This is what we have currently in 1970 to 2000 and then you see how that corresponds
to the map of the mangrove presence today, pretty much limited to southeast coast of
Louisiana as well as around Florida. Then you can look at the projections, based
on those downscaled climate projections that we obtained from the Geo Data Portal.
This is one scenario here. Let's see. I'm going to switch over to my little wand. This
is with a B1 emissions scenario. You can look at this for a lower emission scenario, so
more of a climate stabilization type scenario. The colors here correspond to the predicted
percentage of each polygon that is dominated by mangroves.
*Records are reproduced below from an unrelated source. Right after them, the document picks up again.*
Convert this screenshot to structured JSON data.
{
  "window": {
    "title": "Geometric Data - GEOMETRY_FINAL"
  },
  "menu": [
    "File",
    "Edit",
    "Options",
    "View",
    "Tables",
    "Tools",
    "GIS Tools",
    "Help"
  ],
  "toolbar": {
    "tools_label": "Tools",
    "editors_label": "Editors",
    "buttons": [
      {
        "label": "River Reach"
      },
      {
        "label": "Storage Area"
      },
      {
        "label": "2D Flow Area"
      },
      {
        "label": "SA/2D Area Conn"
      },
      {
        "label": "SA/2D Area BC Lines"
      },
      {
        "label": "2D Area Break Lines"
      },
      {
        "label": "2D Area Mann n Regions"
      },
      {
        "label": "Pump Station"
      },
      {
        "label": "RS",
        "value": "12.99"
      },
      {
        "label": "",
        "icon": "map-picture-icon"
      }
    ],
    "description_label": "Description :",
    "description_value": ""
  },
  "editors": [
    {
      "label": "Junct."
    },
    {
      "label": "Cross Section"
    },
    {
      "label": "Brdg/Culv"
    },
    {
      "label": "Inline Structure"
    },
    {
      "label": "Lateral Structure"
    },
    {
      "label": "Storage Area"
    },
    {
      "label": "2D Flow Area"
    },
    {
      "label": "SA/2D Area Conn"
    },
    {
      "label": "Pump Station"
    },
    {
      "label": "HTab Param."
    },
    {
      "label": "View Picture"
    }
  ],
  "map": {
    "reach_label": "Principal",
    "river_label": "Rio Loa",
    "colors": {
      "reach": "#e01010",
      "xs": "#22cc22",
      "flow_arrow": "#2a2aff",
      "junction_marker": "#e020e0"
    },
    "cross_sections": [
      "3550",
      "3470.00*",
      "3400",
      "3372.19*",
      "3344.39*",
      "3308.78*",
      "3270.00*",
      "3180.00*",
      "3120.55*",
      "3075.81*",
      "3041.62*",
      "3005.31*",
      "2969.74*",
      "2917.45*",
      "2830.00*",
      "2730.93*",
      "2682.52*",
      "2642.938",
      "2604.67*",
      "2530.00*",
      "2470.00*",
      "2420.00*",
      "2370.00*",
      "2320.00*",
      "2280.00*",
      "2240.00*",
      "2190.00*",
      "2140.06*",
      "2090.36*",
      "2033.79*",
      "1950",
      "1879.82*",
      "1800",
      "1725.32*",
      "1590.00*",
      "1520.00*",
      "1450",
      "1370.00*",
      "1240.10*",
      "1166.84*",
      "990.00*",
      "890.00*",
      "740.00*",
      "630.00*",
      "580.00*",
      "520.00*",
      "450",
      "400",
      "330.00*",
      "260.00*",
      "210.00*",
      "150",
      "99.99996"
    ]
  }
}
Versus a higher emission scenario. This is the A2 emission scenario. You see the change
and the difference in the projected areas of mangrove dominance.
Another example, and again, this is from Mike Osland. We want to look at, say, how does
precipitation affect the coastal wetland occurrence along the gradient on the western coast of
the Gulf of Mexico. Starting out we have some idea of how the
system might behave. In this case, that precipitation has a big impact on the type of wetland that
you would see along the coast. You get a change in the ratio between unvegetated
and vegetated wetlands in Texas. The question is how could this change? The
objective here is to use precipitation and the coastal wetland occurrence data to develop
some kind of model of abundance of these types of wetlands along the coast.
We already have the coastal wetland data and so where can you get the climate data for
your observations and your projections? Again, use the Data Portal and you can get
your past climate data. In this case, we're looking at precipitation and you see the timestep
here; this is daily data. You have it for these individual grid IDs.
Then you can develop your model. You have your percentage of tidal saline wetlands that
are dominated by unvegetated and you look at the relationship between that and precipitation.
Hopefully, it's really improving your ability because you're taking out all that time devoted
to getting sometimes terabytes worth of data and then manually slicing and dicing that
dataset up to get it into both the format and in the area that you need.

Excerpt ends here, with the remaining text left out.